Additionally, as model scale and data volume grow, large-scale visual foundation models such as the Segment Anything Model (SAM) [15] and its successor, Segment Anything 2 (SAM2) [16], have demonstrated unprecedented zero-shot segmentation capabilities. SAM2 maintains SAM’s strong generalization capabilities while further improving segmentation performance and efficiency in complex scenarios. Although these models primarily focus on segmentation tasks, the rich world knowledge and strong visual generalization capabilities they acquire through pre-training on massive datasets have pointed the way toward new directions in object detection research. For example, recent work such as WeakSAM [17] leverages the prior knowledge learned by SAM to address weakly supervised object detection problems, demonstrating the immense potential of transferring the prior knowledge of foundational models to specific detection tasks. This suggests that future object detection systems may increasingly integrate with such foundational models to achieve stronger zero-shot/few-shot detection capabilities.

However, the powerful performance of these advanced algorithms often relies on a large number of model parameters and significant computational resources. This makes them difficult to deploy on resource-constrained platforms, thereby limiting their lightweight applications. Therefore, we will review the progress made in the field of lightweight object detection and then discuss existing research on power equipment detection.

2.2. Lightweight Object Detection Methods

In recent years, achieving real-time, lightweight object detection on resource-constrained platforms has become a major research focus in the field of computer vision. Traditional object detection networks, while highly accurate, are difficult to deploy on such devices due to their massive computational requirements and large parameter counts. To address this issue, researchers have proposed a series of lightweight methods aimed at optimizing the balance between model speed, size, and accuracy. In this context, the YOLO series of architectures has emerged as a representative paradigm for lightweight object detection. YOLO-NAS employs neural architecture search to automatically identify quantization-friendly detection architectures, introducing quantization-aware base modules and selective quantization to achieve a better accuracy-latency trade-off with minimal accuracy loss during inference. YOLOv10 [18] achieves end-to-end training without NMS through Consistent Dual Assignments and adopts an integrated design driven by efficiency and accuracy to optimize each component, thereby significantly reducing latency and redundancy while maintaining accuracy. MHAF-YOLO [19] designs a multi-branch auxiliary FPN (MAFPN) to enhance the fusion of high- and low-level features, and combines a heterogeneous multi-scale module (RepHMS) that can flexibly select convolution kernels to expand the receptive field, achieving extremely high parameter efficiency. YOLOv11 [20] designs a lightweight feature extraction block (C3K2) and uses DW convolution in the detection head to significantly reduce the number of model parameters and improve detection performance. YOLOv12 [21] introduces efficient region attention A2 and residual efficient layer aggregation R-ELAN, combined with architectural simplifications like FlashAttention, to further improve accuracy while maintaining real-time speed. Recently, a Transformer-based real-time object detection model RT-DETR [14] optimizes computational efficiency through a designed efficient hybrid encoder and improves initial queries with high-quality query selection, achieving end-to-end real-time detection.

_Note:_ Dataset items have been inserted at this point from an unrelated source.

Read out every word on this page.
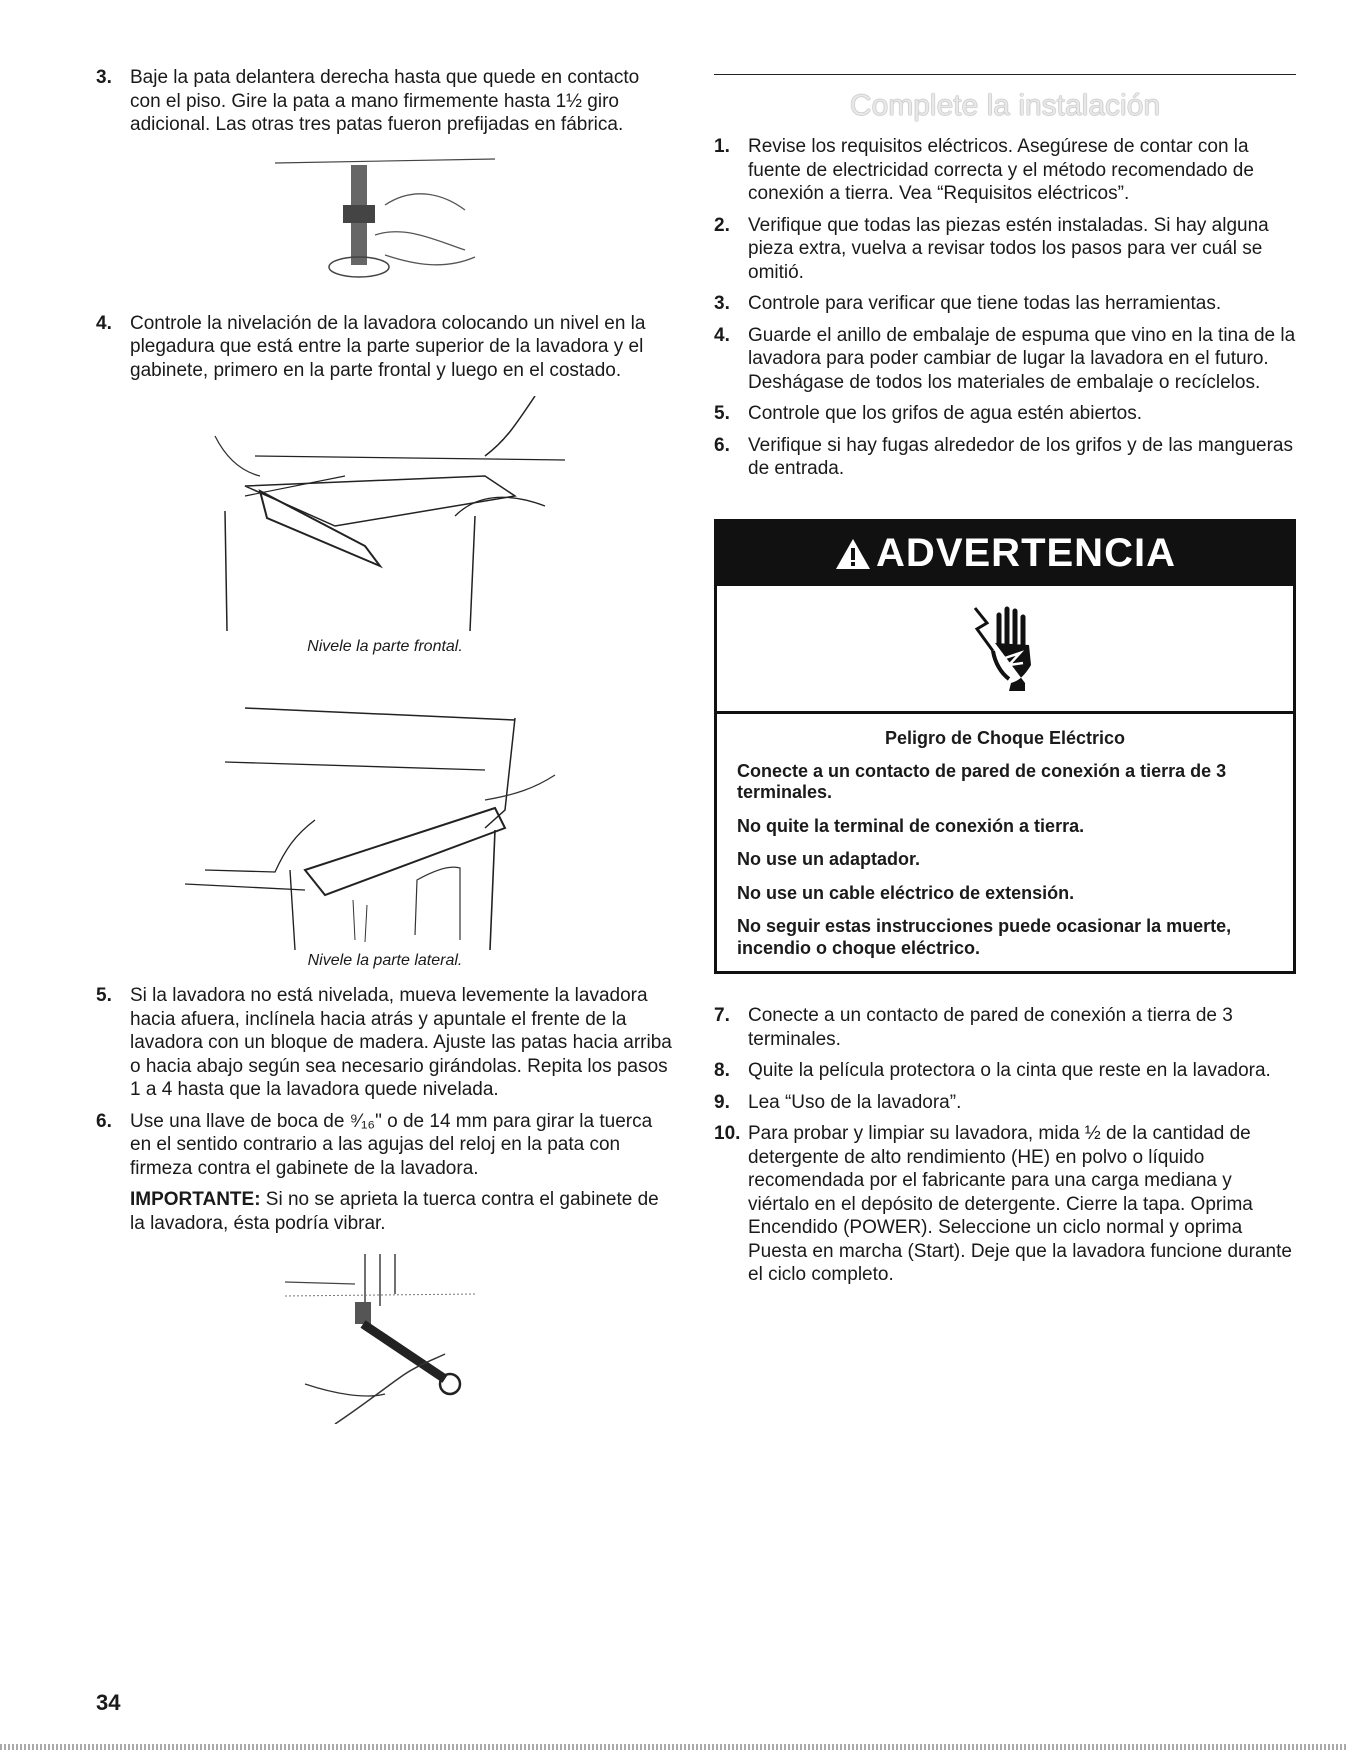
3. Baje la pata delantera derecha hasta que quede en contacto con el piso. Gire la pata a mano firmemente hasta 1½ giro adicional. Las otras tres patas fueron prefijadas en fábrica.
4. Controle la nivelación de la lavadora colocando un nivel en la plegadura que está entre la parte superior de la lavadora y el gabinete, primero en la parte frontal y luego en el costado.
Nivele la parte frontal.
Nivele la parte lateral.
5. Si la lavadora no está nivelada, mueva levemente la lavadora hacia afuera, inclínela hacia atrás y apuntale el frente de la lavadora con un bloque de madera. Ajuste las patas hacia arriba o hacia abajo según sea necesario girándolas. Repita los pasos 1 a 4 hasta que la lavadora quede nivelada.
6. Use una llave de boca de ⁹⁄₁₆" o de 14 mm para girar la tuerca en el sentido contrario a las agujas del reloj en la pata con firmeza contra el gabinete de la lavadora.

IMPORTANTE: Si no se aprieta la tuerca contra el gabinete de la lavadora, ésta podría vibrar.

Complete la instalación
1. Revise los requisitos eléctricos. Asegúrese de contar con la fuente de electricidad correcta y el método recomendado de conexión a tierra. Vea “Requisitos eléctricos”.
2. Verifique que todas las piezas estén instaladas. Si hay alguna pieza extra, vuelva a revisar todos los pasos para ver cuál se omitió.
3. Controle para verificar que tiene todas las herramientas.
4. Guarde el anillo de embalaje de espuma que vino en la tina de la lavadora para poder cambiar de lugar la lavadora en el futuro. Deshágase de todos los materiales de embalaje o recíclelos.
5. Controle que los grifos de agua estén abiertos.
6. Verifique si hay fugas alrededor de los grifos y de las mangueras de entrada.
ADVERTENCIA
Peligro de Choque Eléctrico

Conecte a un contacto de pared de conexión a tierra de 3 terminales.

No quite la terminal de conexión a tierra.

No use un adaptador.

No use un cable eléctrico de extensión.

No seguir estas instrucciones puede ocasionar la muerte, incendio o choque eléctrico.

7. Conecte a un contacto de pared de conexión a tierra de 3 terminales.
8. Quite la película protectora o la cinta que reste en la lavadora.
9. Lea “Uso de la lavadora”.
10. Para probar y limpiar su lavadora, mida ½ de la cantidad de detergente de alto rendimiento (HE) en polvo o líquido recomendada por el fabricante para una carga mediana y viértalo en el depósito de detergente. Cierre la tapa. Oprima Encendido (POWER). Seleccione un ciclo normal y oprima Puesta en marcha (Start). Deje que la lavadora funcione durante el ciclo completo.
34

Unlike current mainstream lightweight detectors, which either focus on finding optimal topologies through neural architecture search (such as YOLO-NAS) or explore new architectural paradigms (such as RT-DETR introducing end-to-end detection with Transformers into the real-time domain), our work returns to the model architecture itself, proposing an end-to-end collaborative lightweight design. We do not optimize individual components in isolation but instead systematically overhaul the backbone network, neck network, and detection head as an integrated system: our proposed CRepLK enhances global perception capabilities through large-core convolutions; LEDSFN refines feature fusion through attention and dynamic upsampling; and PADH specifically addresses the channel redundancy issue in neck outputs. This collaborative optimization allows the advantages of each module to accumulate, ultimately achieving efficient detection with extremely low parameter counts.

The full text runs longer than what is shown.